Umówiłam się z naszą koordynatorką warszawskiej grupy, że się spotkamy na mieście, dosłownie w przelocie, i jej to oddam. Udało się w sobotę, pierwszego kwietnia. Jak to na Prima Aprilis, nie obyło się bez niespodzianki. Myśmy nawet nie żartowały, ale czerstwy dowcip wyciął samochód, który raczył się rozkraczyć po drodze, i godzinę spotkania trzeba było przesunąć na wieczór. Tak więc całkiem na serio zapasy naszej grupy urosły o czternaście czapeczek, cztery duże rożki i dwa maleńkie.


To są rożki skończone w ostatnim momencie, i czapeczka dorobiona wieczorem
Przy okazji od jednej z koleżanek z grupy na Fejsie nauczyłam się nowego ściegu, którym zrobiłam tę ostatnią czapeczkę. Liczba oczek podzielna przez 4 + 2 brzegowe. Można dać 26, 30, 34, 38 albo 42. Najpierw robimy 2 cm ściągacza, potem według Youtube'a: Wzory na drutach - pajęczyna, i tym ściegiem robimy dalsze 6-7 cm, zresztą dobrze jest ocenić na oko, czy już dosyć. Czapeczka musi być stosunkowo głęboka, trzeba też pamiętać, aby na początku roboty luźno nabierać oczka, aby była rozciągliwa. Pod koniec dwa razy robimy zbieranie oczek: przerabiamy cały rządek zbierając po dwa oczka na prawo, potem rząd lewymi, znowu cały rząd po dwa oczka razem na prawo, rząd lewych, i kończymy: ucinamy nić na 20-30 cm, przewlekamy przez oczka z druta i ściągamy, a potem zszywamy boki czapeczki. Do tego pompon na widelcu i gotowe.

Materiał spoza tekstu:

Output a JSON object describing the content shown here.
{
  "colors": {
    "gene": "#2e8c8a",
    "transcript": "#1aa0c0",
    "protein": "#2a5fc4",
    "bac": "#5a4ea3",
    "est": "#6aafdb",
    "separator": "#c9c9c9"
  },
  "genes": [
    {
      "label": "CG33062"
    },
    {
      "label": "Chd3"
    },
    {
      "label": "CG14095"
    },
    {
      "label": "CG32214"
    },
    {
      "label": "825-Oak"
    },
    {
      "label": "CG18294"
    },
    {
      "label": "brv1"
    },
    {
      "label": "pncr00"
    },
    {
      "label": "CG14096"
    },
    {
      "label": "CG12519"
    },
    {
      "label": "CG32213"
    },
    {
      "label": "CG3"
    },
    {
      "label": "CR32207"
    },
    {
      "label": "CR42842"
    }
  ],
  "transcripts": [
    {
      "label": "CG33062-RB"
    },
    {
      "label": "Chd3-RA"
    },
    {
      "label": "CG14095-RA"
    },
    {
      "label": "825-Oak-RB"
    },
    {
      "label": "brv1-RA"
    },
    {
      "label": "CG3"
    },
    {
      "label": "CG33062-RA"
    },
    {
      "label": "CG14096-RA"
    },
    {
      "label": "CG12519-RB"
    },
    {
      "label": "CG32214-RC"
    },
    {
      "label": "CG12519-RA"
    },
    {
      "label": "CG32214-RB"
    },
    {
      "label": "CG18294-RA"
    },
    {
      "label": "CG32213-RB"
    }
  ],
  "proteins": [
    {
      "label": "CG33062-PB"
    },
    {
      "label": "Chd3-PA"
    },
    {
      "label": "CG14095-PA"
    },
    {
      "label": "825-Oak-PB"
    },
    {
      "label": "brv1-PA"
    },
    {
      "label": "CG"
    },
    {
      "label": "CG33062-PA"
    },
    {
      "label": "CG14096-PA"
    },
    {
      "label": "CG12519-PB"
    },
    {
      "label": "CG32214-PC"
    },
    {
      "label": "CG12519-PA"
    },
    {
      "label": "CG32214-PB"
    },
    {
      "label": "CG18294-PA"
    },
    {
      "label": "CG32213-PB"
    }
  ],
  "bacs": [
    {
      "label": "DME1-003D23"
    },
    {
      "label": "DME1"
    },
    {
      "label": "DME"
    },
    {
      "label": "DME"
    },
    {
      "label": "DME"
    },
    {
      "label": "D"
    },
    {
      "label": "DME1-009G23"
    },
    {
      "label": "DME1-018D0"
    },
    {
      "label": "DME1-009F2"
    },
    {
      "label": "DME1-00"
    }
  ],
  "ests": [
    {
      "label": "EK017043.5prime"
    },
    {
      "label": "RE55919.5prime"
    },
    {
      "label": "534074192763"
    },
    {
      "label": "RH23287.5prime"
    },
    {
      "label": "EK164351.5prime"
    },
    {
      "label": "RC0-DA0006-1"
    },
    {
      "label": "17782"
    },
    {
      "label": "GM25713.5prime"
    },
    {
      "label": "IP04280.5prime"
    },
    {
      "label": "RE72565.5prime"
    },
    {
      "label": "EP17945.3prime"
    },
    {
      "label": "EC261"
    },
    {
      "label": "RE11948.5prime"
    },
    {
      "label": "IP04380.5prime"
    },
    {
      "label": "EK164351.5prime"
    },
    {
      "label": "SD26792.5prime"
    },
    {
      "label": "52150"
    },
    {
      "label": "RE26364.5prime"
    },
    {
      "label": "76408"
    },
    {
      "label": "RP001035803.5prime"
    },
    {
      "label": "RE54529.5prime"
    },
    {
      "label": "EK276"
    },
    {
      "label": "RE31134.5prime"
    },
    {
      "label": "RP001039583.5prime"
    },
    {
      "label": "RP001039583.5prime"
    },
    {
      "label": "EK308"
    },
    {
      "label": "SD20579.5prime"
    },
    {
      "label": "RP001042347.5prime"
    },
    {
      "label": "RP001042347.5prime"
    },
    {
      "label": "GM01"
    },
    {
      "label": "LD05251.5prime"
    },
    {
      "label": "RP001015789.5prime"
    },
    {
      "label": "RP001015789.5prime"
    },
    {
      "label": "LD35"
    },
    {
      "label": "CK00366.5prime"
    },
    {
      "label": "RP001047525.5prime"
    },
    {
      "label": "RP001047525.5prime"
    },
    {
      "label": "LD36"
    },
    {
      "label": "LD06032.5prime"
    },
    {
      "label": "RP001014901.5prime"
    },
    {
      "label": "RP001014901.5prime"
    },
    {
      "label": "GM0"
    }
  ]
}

W tej chwili w pudełku czekają już dwie nowe czapeczki, a na drutach rosną dwa rożki: mały kwadratowy, i większy z kieszenią. Znowu ugrzęzłam. Jak ja nie cierpię nabierania oczek na boku dzianiny. Zawsze się omylę o jedno-dwa oczka, muszę pruć i nabierać jeszcze raz.